Nathalie aime son métier de professeur de philosophie qui  permet à ses élèves de "penser par eux-mêmes". Marié à un autre enseignant aux idées conservatrices et mère de deux grands enfants , elle doit s'occuper de sa mère, un ancien mannequin qui n'a plus toute sa tête. Nathalie s'est embourgeoisée et n'adhère pas forcément aux idées libertaires de Fabien, qui fut son élève. Elle peine à continuer à publier des ouvrages, maltraités par le marketing. Quand son mari la quitte et que sa mère décède, elle décide de prendre un nouveau départ et part rejoindre pour quelques jours dans le Vercors où vit son jeune protégé...

"L’Avenir" est avant tout un film intelligent mais jamais ennuyeux. C'est d'ailleurs Isabelle Huppert qui parle le mieux du film et de la réalisatrice en déclarant: "Elle fait le portrait d'une intellectuelle, mais de manière sensuelle, légère, très peu intellectuelle".

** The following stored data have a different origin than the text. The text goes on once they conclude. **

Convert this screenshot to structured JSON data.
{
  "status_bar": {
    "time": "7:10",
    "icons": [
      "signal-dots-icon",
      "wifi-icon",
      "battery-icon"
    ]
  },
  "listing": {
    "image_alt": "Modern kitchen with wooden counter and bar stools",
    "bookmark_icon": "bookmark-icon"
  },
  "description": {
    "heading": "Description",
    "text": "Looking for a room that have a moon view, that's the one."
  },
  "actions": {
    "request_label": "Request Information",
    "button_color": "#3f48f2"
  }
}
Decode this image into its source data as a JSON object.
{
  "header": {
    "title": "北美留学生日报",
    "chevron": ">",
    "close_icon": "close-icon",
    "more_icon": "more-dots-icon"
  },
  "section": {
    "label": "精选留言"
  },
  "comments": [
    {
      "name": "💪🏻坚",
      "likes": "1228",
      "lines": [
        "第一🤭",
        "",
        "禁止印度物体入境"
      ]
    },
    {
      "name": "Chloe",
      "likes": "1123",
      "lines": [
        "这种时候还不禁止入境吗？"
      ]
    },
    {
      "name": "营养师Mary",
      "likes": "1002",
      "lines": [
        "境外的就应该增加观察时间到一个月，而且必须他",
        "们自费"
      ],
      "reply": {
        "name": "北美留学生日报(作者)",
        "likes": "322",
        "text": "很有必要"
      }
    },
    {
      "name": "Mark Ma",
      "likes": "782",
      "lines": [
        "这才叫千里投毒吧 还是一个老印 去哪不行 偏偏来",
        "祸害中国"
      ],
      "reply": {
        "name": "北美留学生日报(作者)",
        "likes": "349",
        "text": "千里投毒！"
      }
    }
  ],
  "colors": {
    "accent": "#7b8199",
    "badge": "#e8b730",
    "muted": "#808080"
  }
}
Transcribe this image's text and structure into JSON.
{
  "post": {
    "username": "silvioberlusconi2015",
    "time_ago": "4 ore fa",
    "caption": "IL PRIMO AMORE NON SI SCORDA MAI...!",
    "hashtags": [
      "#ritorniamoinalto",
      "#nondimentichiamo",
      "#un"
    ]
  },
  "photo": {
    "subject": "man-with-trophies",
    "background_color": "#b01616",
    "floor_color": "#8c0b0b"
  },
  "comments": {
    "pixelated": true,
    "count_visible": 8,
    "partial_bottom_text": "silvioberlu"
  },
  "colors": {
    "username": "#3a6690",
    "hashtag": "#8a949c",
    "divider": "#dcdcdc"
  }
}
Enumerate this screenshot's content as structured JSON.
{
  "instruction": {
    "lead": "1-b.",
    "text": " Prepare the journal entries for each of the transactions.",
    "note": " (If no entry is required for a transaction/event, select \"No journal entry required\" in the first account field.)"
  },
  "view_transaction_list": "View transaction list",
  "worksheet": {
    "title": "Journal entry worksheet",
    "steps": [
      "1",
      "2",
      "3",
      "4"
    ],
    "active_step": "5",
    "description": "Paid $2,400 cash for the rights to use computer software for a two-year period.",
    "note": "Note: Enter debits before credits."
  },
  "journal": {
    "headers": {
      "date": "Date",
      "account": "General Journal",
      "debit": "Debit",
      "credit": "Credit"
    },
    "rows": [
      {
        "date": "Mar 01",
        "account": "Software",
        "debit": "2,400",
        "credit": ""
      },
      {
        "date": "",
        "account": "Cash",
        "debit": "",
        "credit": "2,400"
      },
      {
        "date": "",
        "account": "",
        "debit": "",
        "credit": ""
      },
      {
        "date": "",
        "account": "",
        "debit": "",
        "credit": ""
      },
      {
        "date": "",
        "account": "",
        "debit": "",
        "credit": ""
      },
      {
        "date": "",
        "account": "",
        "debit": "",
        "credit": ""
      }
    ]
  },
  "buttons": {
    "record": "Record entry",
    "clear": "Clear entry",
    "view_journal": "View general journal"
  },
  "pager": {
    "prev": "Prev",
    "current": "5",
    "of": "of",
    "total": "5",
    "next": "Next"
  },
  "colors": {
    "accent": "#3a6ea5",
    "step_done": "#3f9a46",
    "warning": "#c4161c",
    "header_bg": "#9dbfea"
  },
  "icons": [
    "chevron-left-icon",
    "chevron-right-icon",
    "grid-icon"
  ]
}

 Ce film, qui aurait pu être ennuyeux s'il avait été réalisé par un cinéaste pompeux, permet de nous élever grâce au talent de Mia Hansen-Løve. Sa manière d'amener les grands auteurs, de nous faire assister aux cours de cette prof avec ses élèves, l'humour  aussi. Et puis n'oublions pas un Paris magnifiquement filmé, de beaux décors naturels de Bretagne et du Vercors très bien mis en valeur.

Et puis il y a aussi un parfum du cinéma français des années 70 qui nous fait inévitablement penser au cinéma de Claude Sautet .

Merci à la réalisatrice Mia Hansen-Løve pour ce joli film. Merci de nous offrir des scènes comme ce moment de douceur suspendue ou Nathalie se reposant au soleil, sur la pelouse du parc des Buttes Chaumont, voit ses feuilles de cours partir au gré du vent . 

Voici deux avis de spectateurs sur Allociné.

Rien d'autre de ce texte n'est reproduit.